O líder do PT, deputado Lindbergh Farias (RJ), afirmou que a PEC das Prerrogativas ( PEC 3/21 ) divide o Plenário da Câmara. Para ele, não é o momento de "acirrar conflitos institucionais". O deputado falou a jornalistas após a reunião de líderes desta terça-feira (26). Durante a reunião, ficou definido que a proposta será votada na semana que vem.
Farias lembrou do julgamento do ex-presidente Bolsonaro, que começa na próxima semana, e que o papel da Câmara deve ser de muita tranquilidade e de alerta institucional para evitar "perturbação da ordem e descontrole das ações no Parlamento".
“Isso é muito importante. Nossa posição é de não embarcar em nenhuma aventura que alimente o clima de acirramento”, disse.
O parlamentar afirmou que a prioridade do governo é votar a isenção do Imposto de Renda para quem ganha até R$ 5 mil, sem mexer nas compensações, como a taxação dos mais ricos, como prevê o texto ( PL 1087/25 ).
Calendário
Ele informou ainda que até quinta-feira o presidente da Câmara, Hugo Motta, deve se reunir com a ministra Gleisi Hoffman e o presidente do Senado, Davi Alcolumbre, para definir um calendário de votação das duas Casas para que o projeto seja aprovado até o final de setembro.
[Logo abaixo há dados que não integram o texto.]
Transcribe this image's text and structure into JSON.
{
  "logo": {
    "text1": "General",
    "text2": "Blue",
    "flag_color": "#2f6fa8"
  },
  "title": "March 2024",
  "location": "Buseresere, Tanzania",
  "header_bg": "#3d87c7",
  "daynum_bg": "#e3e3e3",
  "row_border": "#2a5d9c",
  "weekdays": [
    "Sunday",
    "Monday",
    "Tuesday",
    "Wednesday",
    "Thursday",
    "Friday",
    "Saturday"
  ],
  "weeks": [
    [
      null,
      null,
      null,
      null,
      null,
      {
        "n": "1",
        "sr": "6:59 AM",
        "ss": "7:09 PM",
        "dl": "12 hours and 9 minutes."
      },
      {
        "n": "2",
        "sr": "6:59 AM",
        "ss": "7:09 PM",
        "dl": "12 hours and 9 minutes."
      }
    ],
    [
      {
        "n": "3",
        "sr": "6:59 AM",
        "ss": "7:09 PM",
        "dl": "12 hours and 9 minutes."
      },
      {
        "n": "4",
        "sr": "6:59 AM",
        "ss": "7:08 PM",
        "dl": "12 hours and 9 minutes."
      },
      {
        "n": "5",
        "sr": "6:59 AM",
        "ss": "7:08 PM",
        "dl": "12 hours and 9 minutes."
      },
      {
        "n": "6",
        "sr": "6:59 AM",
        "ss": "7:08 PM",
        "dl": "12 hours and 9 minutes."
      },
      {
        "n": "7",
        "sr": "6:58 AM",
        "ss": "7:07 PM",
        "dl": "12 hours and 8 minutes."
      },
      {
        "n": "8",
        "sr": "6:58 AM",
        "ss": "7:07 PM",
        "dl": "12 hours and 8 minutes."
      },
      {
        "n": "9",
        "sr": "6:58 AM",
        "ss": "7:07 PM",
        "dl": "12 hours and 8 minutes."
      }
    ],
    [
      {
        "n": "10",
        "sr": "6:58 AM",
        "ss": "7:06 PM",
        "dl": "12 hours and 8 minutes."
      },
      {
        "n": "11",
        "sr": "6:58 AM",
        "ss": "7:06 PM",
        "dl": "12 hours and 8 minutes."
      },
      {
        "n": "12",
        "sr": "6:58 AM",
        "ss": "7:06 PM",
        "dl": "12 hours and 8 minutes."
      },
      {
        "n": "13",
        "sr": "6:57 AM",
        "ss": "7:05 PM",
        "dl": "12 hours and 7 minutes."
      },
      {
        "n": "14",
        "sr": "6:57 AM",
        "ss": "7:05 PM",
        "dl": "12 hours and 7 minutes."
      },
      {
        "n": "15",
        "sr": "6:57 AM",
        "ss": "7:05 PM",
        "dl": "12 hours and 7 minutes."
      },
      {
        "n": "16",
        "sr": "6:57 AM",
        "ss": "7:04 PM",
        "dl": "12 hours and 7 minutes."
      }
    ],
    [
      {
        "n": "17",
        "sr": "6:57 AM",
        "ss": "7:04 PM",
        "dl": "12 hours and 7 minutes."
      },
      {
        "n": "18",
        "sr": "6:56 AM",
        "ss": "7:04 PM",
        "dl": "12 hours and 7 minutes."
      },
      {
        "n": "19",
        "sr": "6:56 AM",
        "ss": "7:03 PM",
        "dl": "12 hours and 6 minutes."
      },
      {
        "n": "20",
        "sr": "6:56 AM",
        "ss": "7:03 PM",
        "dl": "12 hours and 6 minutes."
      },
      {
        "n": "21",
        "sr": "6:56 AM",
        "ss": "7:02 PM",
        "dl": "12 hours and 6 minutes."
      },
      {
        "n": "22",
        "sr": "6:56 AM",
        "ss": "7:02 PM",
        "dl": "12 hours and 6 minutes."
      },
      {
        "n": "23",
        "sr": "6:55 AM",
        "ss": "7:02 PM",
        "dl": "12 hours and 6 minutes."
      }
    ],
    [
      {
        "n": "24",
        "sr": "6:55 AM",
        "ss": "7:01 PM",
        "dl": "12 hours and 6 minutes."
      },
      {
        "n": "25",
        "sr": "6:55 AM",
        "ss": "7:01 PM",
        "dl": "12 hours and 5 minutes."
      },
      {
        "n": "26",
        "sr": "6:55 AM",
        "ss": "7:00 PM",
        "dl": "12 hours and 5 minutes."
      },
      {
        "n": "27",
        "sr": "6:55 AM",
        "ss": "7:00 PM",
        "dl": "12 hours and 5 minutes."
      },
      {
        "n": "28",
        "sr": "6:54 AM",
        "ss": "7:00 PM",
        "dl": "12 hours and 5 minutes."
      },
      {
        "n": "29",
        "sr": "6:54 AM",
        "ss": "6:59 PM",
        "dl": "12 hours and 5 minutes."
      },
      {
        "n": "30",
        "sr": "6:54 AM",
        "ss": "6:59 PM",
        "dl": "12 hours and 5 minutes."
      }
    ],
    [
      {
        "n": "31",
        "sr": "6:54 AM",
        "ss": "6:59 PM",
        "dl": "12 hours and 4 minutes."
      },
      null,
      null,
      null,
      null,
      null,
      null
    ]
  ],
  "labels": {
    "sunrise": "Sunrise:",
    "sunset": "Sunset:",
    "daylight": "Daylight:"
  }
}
A líder do Psol, deputada Talíria Petrone (RJ), também defendeu a votação do projeto de isenção do Imposto de Renda. Segundo ela, este não é o momento político adequado para votar a PEC 3/21 . “Essa tensão não interessa a nenhum campo político e há um julgamento em curso que chega em muitos agentes políticos. Eu não vejo problemas de discutir a garantia das prerrogativas, mas não agora”, defendeu.